Saidoff is the founder of Capital Foresight Investment, a real estate investment company. He is the owner of rental properties in Denver, Colorado, Austin, Texas, Orange County, California as well as Long Beach, California, where he acquired the Walker Building with Bill Lindborg in 1999 and turned the derelict hotel into a residential building.

As an investor in Bristol 423, Saidoff acquired the historic Leland Hotel, the King Edward Hotel, the Hotel Alexandria and the Baltimore Hotel with Izek Shomof and his son, Eric Shomof, in 2012. Additionally, they acquired the Santa Fe Lofts at Sixth Street and Main Street, the Binford Lofts at 837 Traction Avenue, the Title Insurance Building at 433 South Spring Street and its adjacent building at 419 South Spring Street, the Maxfield Building at 819 South Santee Street and the Capitol Garment Building at 217 East Eighth Street.

==Philanthropy==
Saidoff supports pro-Israel advocacy non-profit organizations. In 2015, he stated, "I think the best way to be a Zionist is to live in Israel, and since I don’t, the second-best way is to be an activist and donate money and do what I do now."

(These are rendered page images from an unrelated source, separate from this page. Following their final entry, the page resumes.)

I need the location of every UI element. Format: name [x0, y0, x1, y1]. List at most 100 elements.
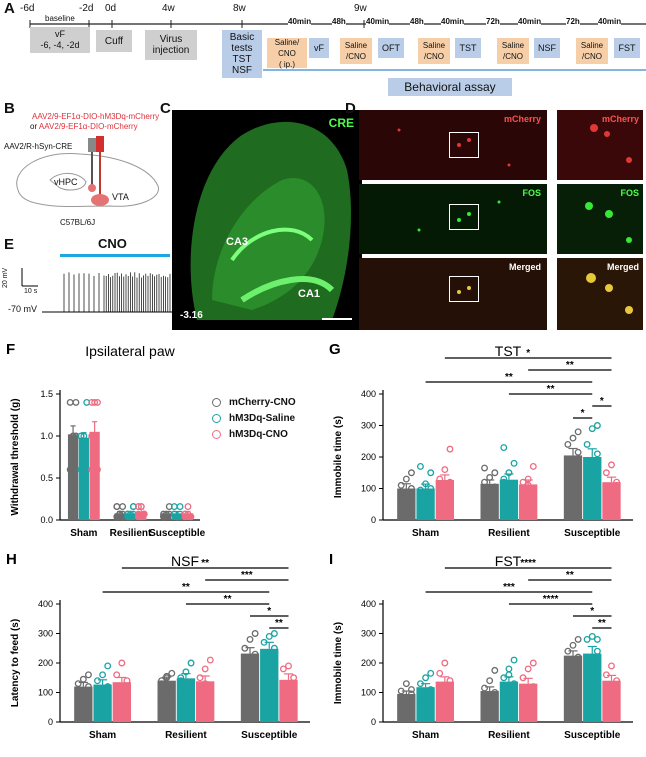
panel-c: C CRE CA3 CA1 -3.16 — [160, 100, 360, 330]
data-point — [482, 702, 488, 708]
data-point — [124, 685, 130, 691]
panel-h: H NSF 0 100 200 300 400 Latency to feed (s) Sham… — [0, 548, 323, 752]
data-point — [188, 514, 194, 520]
chart-f: F Ipsilateral paw0.00.51.01.5Withdrawal t… — [0, 338, 323, 550]
y-tick-label: 300 — [38, 629, 53, 639]
data-point — [589, 660, 595, 666]
data-point — [169, 671, 175, 677]
ca1-label: CA1 — [298, 288, 320, 300]
y-tick-label: 400 — [361, 599, 376, 609]
data-point — [136, 504, 142, 510]
data-point — [570, 643, 576, 649]
significance-label: ** — [182, 582, 190, 593]
data-point — [520, 687, 526, 693]
mouse-strain: C57BL/6J — [60, 218, 95, 227]
data-point — [418, 500, 424, 506]
data-point — [159, 696, 165, 702]
chart-h: H NSF0100200300400Latency to feed (s)Sham… — [0, 548, 323, 752]
significance-label: * — [267, 606, 271, 617]
data-point — [124, 678, 130, 684]
brain-schematic — [0, 130, 175, 220]
legend: mCherry-CNO hM3Dq-Saline hM3Dq-CNO — [212, 394, 342, 442]
data-point — [520, 675, 526, 681]
data-point — [525, 476, 531, 482]
y-tick-label: 0 — [371, 515, 376, 525]
data-point — [614, 483, 620, 489]
syringe-2 — [96, 136, 104, 152]
x-tick-label: Sham — [412, 730, 439, 741]
significance-label: ** — [547, 384, 555, 395]
saline-cno-label: Saline /CNO — [502, 40, 524, 62]
data-point — [247, 660, 253, 666]
data-point — [86, 672, 92, 678]
panel-letter: I — [329, 551, 333, 568]
data-point — [511, 657, 517, 663]
legend-item: mCherry-CNO — [212, 394, 342, 410]
data-point — [595, 637, 601, 643]
y-tick-label: 200 — [38, 658, 53, 668]
legend-marker — [212, 430, 221, 439]
data-point — [423, 693, 429, 699]
data-point — [114, 504, 120, 510]
significance-label: **** — [543, 594, 559, 605]
test-label: vF — [314, 43, 324, 54]
x-tick-label: Resilient — [488, 528, 530, 539]
data-point — [609, 462, 615, 468]
x-tick-label: Sham — [70, 528, 97, 539]
data-point — [442, 660, 448, 666]
data-point — [447, 684, 453, 690]
data-point — [197, 675, 203, 681]
interval-label: 48h — [410, 17, 424, 26]
data-point — [609, 487, 615, 493]
data-point — [164, 688, 170, 694]
data-point — [188, 660, 194, 666]
panel-letter-c: C — [160, 100, 171, 117]
panel-e: E CNO 20 mV 10 s -70 mV — [0, 232, 175, 332]
chart-i: I FST0100200300400Immobile time (s)Sham Re… — [323, 548, 646, 752]
data-point — [242, 672, 248, 678]
data-point — [492, 690, 498, 696]
data-point — [418, 699, 424, 705]
data-point — [492, 492, 498, 498]
data-point — [119, 660, 125, 666]
ca3-label: CA3 — [226, 236, 248, 248]
data-point — [178, 699, 184, 705]
legend-label: hM3Dq-CNO — [229, 429, 288, 440]
data-point — [428, 486, 434, 492]
data-point — [95, 467, 101, 473]
panel-g: G TST 0 100 200 300 400 Immobile time (s) Sham Re… — [323, 338, 646, 550]
virus-label: Virus injection — [153, 34, 190, 56]
chart-title: NSF — [171, 553, 199, 569]
interval-label: 40min — [441, 17, 464, 26]
data-point — [487, 475, 493, 481]
data-point — [614, 684, 620, 690]
brain-outline — [17, 153, 159, 206]
legend-marker — [212, 398, 221, 407]
panel-a: A -6d -2d 0d 4w 8w 9w baseline vF -6, -4… — [0, 0, 646, 100]
data-point — [442, 486, 448, 492]
data-point — [105, 663, 111, 669]
data-point — [182, 511, 188, 517]
significance-label: ** — [566, 360, 574, 371]
data-point — [565, 442, 571, 448]
behavioral-assay-label: Behavioral assay — [404, 82, 495, 93]
interval-label: 40min — [288, 17, 311, 26]
tick-label: -6d — [20, 3, 34, 14]
data-point — [75, 690, 81, 696]
data-point — [511, 461, 517, 467]
tick-label: 9w — [354, 3, 367, 14]
legend-item: hM3Dq-Saline — [212, 410, 342, 426]
significance-label: ** — [224, 594, 232, 605]
data-point — [89, 433, 95, 439]
y-axis-label: Immobile time (s) — [333, 622, 344, 704]
data-point — [291, 684, 297, 690]
y-axis-label: Withdrawal threshold (g) — [10, 398, 21, 515]
data-point — [183, 669, 189, 675]
data-point — [506, 489, 512, 495]
cell-overlay — [359, 110, 645, 330]
y-tick-label: 0 — [48, 717, 53, 727]
data-point — [604, 696, 610, 702]
significance-label: * — [581, 408, 585, 419]
data-point — [511, 681, 517, 687]
significance-label: * — [526, 348, 530, 359]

Saidoff serves as a Vice President of StandWithUs while his wife serves on its board. The Saidoffs received the StandWithUs Honorary Award in 2003. Additionally, he serves on the board of the Israeli-American Council as well as on the national board of governors of the American Jewish Committee. The Saidoffs received the AJC Community Service Award in 2006. In 2014, Saidoff and his wife were invited to meet Pope Francis in Vatican City on an AJC delegation.

With his wife, Saidoff endowed the Debbie & Naty Saidoff Center, an Adult Degree Completion Program in San Antonio, Texas.

==Personal life==
Saidoff and his wife, Debra, have a son, Joshua. They reside in Bel Air.